Challenge 8 : Joining SNL Data

challenge_8
snl
Saksham Kumar
Joining Data
Author

Saksham Kumar

Published

May 15, 2023

library(tidyverse)
library(ggplot2)

knitr::opts_chunk$set(echo = TRUE, warning=FALSE, message=FALSE)

Challenge Overview

Today’s challenge is to:

  1. read in multiple data sets, and describe the data set using both words and any supporting information (e.g., tables, etc)
  2. tidy data (as needed, including sanity checks)
  3. mutate variables as needed (including sanity checks)
  4. join two or more data sets and analyze some aspect of the joined data

(be sure to only include the category tags for the data you use!)

Read in data

Read in one (or more) of the following datasets, using the correct R package and command.

  • snl ⭐⭐⭐⭐⭐
snl_actors <- read_csv("_data/snl_actors.csv", show_col_types = FALSE)
snl_casts <- read_csv("_data/snl_casts.csv", show_col_types = FALSE)
snl_seasons <- read_csv("_data/snl_seasons.csv", show_col_types = FALSE)

Briefly describe the data

snl_actors

This data frame is a list of actors who were SNL, if they were guests, crew members or part of the cast, and finally their gender

snl_casts

This data frame contains information about which actor appeared in which season in SNL and other information about the actor-season relationship

snl_seasons

Finally this data frame contains information about each season like air year, no. of episodes and first and last episode id

Join Data

lets joins the actors and casts data frame by aid.
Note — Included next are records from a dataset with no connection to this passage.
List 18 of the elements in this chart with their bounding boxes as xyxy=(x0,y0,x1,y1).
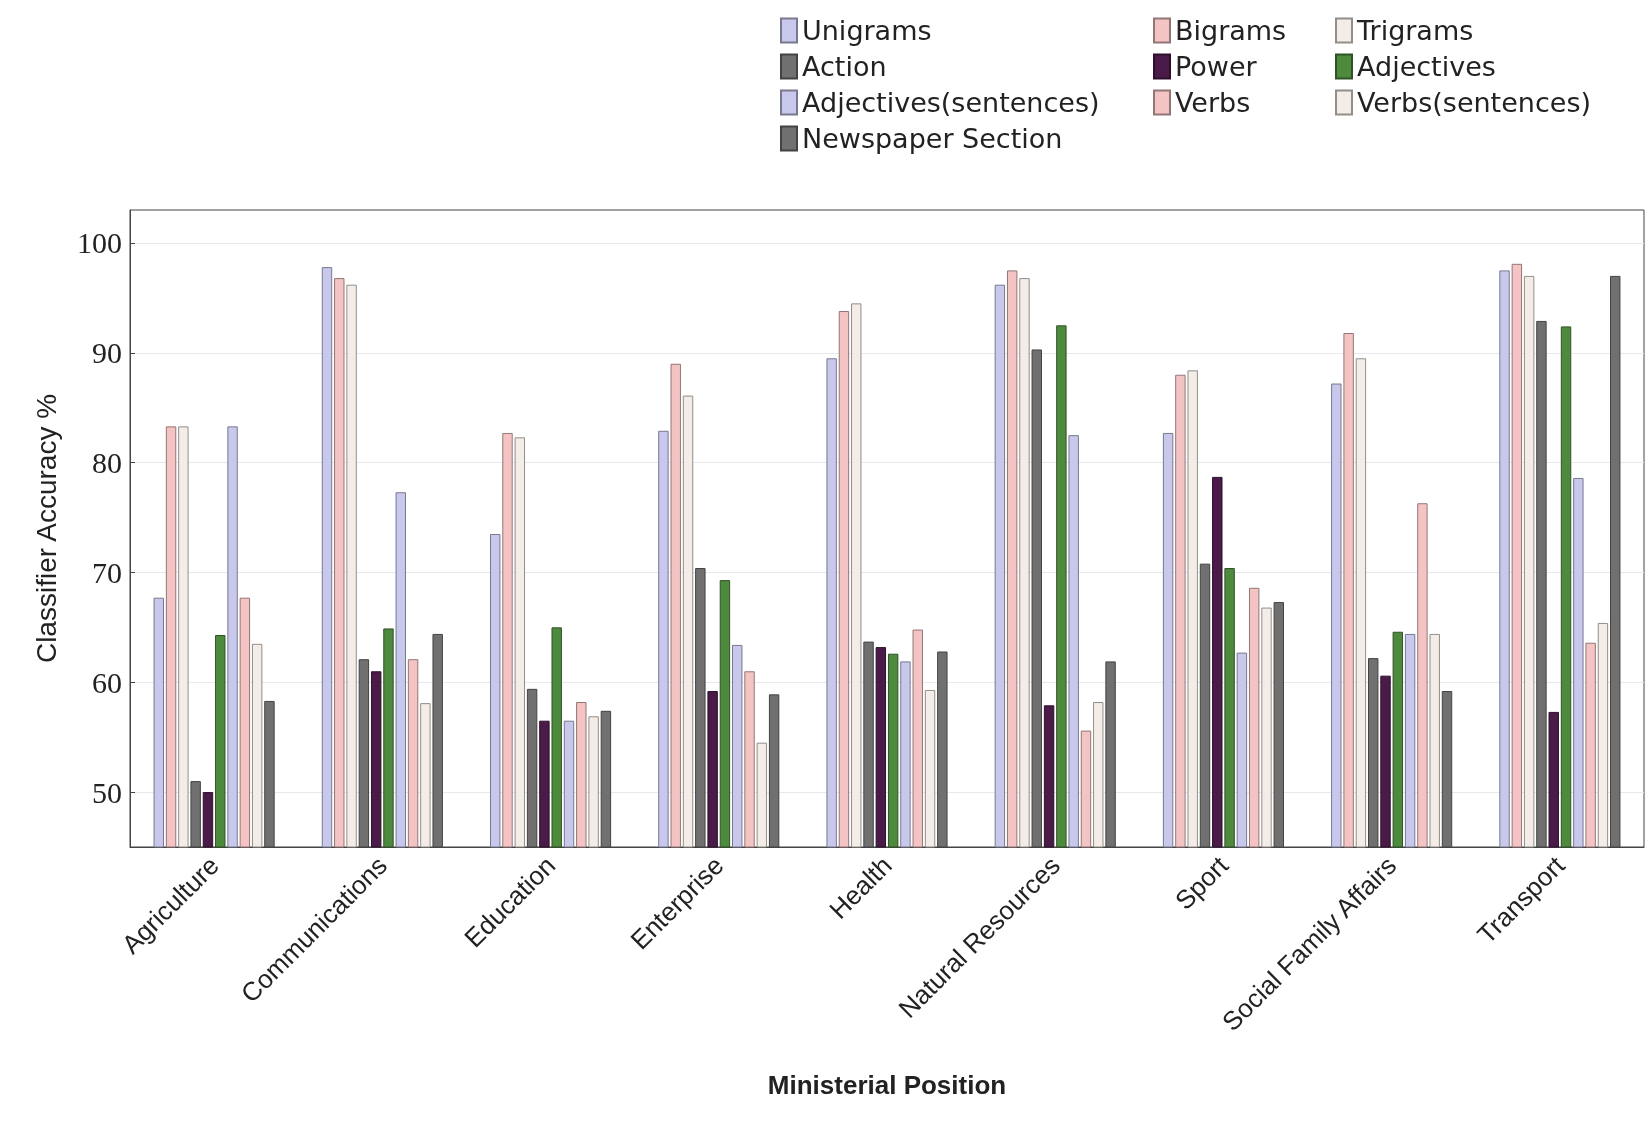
x-axis-title: Ministerial Position xyxy=(767,1070,1007,1100)
legend-label: Unigrams xyxy=(802,15,932,46)
y-tick-label: 80 xyxy=(92,446,122,480)
y-tick-label: 70 xyxy=(92,555,122,589)
legend-label: Adjectives(sentences) xyxy=(802,87,1100,118)
y-tick-label: 100 xyxy=(77,226,122,260)
legend-label: Action xyxy=(802,51,887,82)
y-axis-title: Classifier Accuracy % xyxy=(30,393,62,664)
legend-label: Adjectives xyxy=(1357,51,1496,82)
legend-label: Trigrams xyxy=(1356,15,1474,46)
legend-label: Newspaper Section xyxy=(802,123,1063,154)
y-tick-label: 60 xyxy=(92,665,122,699)
legend-label: Verbs xyxy=(1175,87,1251,118)
legend-label: Bigrams xyxy=(1175,15,1287,46)
legend-label: Verbs(sentences) xyxy=(1357,87,1591,118)
y-tick-label: 50 xyxy=(92,775,122,809)
y-tick-label: 90 xyxy=(92,336,122,370)
legend-label: Power xyxy=(1175,51,1258,82)
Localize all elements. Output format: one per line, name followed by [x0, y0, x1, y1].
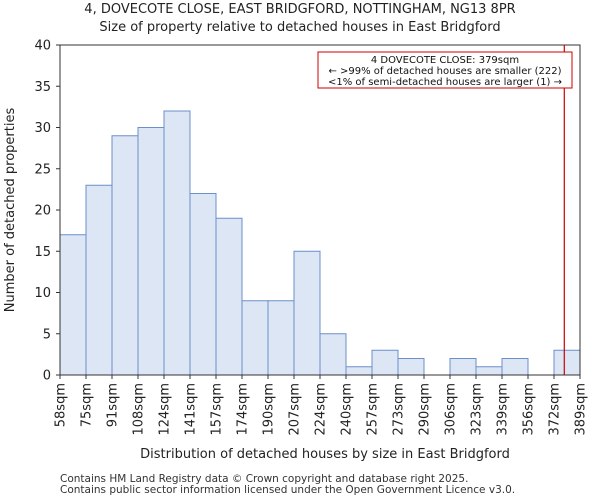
bar-257sqm — [371, 349, 399, 376]
bar-323sqm — [475, 366, 503, 376]
x-tick-label: 356sqm — [522, 383, 537, 436]
chart-subtitle: Size of property relative to detached ho… — [99, 20, 501, 35]
annotation-line1: 4 DOVECOTE CLOSE: 379sqm — [371, 55, 519, 66]
bar-224sqm — [319, 333, 347, 376]
bar-339sqm — [501, 358, 529, 376]
x-tick-label: 157sqm — [210, 383, 225, 436]
y-axis-label: Number of detached properties — [3, 108, 18, 313]
annotation-box — [317, 51, 573, 89]
bar-306sqm — [449, 358, 477, 376]
annotation-line3: <1% of semi-detached houses are larger (… — [328, 77, 562, 88]
x-tick-label: 389sqm — [574, 383, 589, 436]
x-tick-label: 290sqm — [418, 383, 433, 436]
bar-207sqm — [293, 250, 321, 376]
bar-91sqm — [111, 135, 139, 376]
footer-line-2: Contains public sector information licen… — [60, 484, 516, 496]
bar-174sqm — [241, 300, 269, 376]
x-tick-label: 174sqm — [236, 383, 251, 436]
bar-108sqm — [137, 127, 165, 376]
x-tick-label: 257sqm — [366, 383, 381, 436]
x-tick-label: 224sqm — [314, 383, 329, 436]
x-tick-label: 75sqm — [80, 383, 95, 427]
x-tick-label: 323sqm — [470, 383, 485, 436]
bar-124sqm — [163, 110, 191, 376]
x-tick-label: 58sqm — [54, 383, 69, 427]
x-tick-label: 108sqm — [132, 383, 147, 436]
y-tick-label: 30 — [34, 121, 51, 136]
x-tick-label: 190sqm — [262, 383, 277, 436]
y-tick-label: 0 — [43, 369, 51, 384]
y-tick-label: 35 — [34, 80, 51, 95]
bar-190sqm — [267, 300, 295, 376]
y-tick-label: 5 — [43, 327, 51, 342]
y-tick-label: 40 — [34, 39, 51, 54]
annotation-line2: ← >99% of detached houses are smaller (2… — [328, 66, 561, 77]
y-tick-label: 25 — [34, 162, 51, 177]
x-tick-label: 306sqm — [444, 383, 459, 436]
x-tick-label: 207sqm — [288, 383, 303, 436]
bar-372sqm — [553, 349, 581, 376]
x-tick-label: 339sqm — [496, 383, 511, 436]
bar-273sqm — [397, 358, 425, 376]
y-tick-label: 10 — [34, 286, 51, 301]
chart-title: 4, DOVECOTE CLOSE, EAST BRIDGFORD, NOTTI… — [84, 2, 516, 17]
bar-240sqm — [345, 366, 373, 376]
y-tick-label: 15 — [34, 245, 51, 260]
x-axis-label: Distribution of detached houses by size … — [140, 447, 510, 462]
x-tick-label: 240sqm — [340, 383, 355, 436]
bar-75sqm — [85, 184, 113, 376]
x-tick-label: 141sqm — [184, 383, 199, 436]
bar-157sqm — [215, 217, 243, 376]
x-tick-label: 91sqm — [106, 383, 121, 427]
x-tick-label: 273sqm — [392, 383, 407, 436]
footer-line-1: Contains HM Land Registry data © Crown c… — [60, 473, 469, 485]
bar-58sqm — [59, 234, 87, 376]
x-tick-label: 372sqm — [548, 383, 563, 436]
bar-141sqm — [189, 193, 217, 376]
y-tick-label: 20 — [34, 204, 51, 219]
x-tick-label: 124sqm — [158, 383, 173, 436]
Let us also drop url

snl_casts_actors <- snl_casts %>% 
                left_join(snl_actors, by ="aid") %>%
                select(!url)

snl_casts_actors

Let us next join snl_casts_actors and snl_seasons based on sid. Let us also drop episode information

snl_agg_data <- snl_casts_actors %>% 
                left_join(snl_seasons, by ="sid") %>%
                select(-c(first_epid.x, last_epid.x, n_episodes.x, first_epid.y, last_epid.y, n_episodes.y))

snl_agg_data

Let us now try to see the number od male and female actors across the years

snl_agg_data_filtered <- snl_agg_data %>% group_by(sid, year, gender) %>% summarise(count = n(), .groups = 'drop')

snl_agg_data_filtered

Let us try to visualize this

ggplot(snl_agg_data_filtered, aes(year, count, col = gender)) + geom_line()

We can see from the plot that the number of female actors on SNL has increased from the 2010s. Also we can see the actors with gender marked as “unkown” (possibly individuals that identify as non-binary) have appreared on SNL from the 2020s.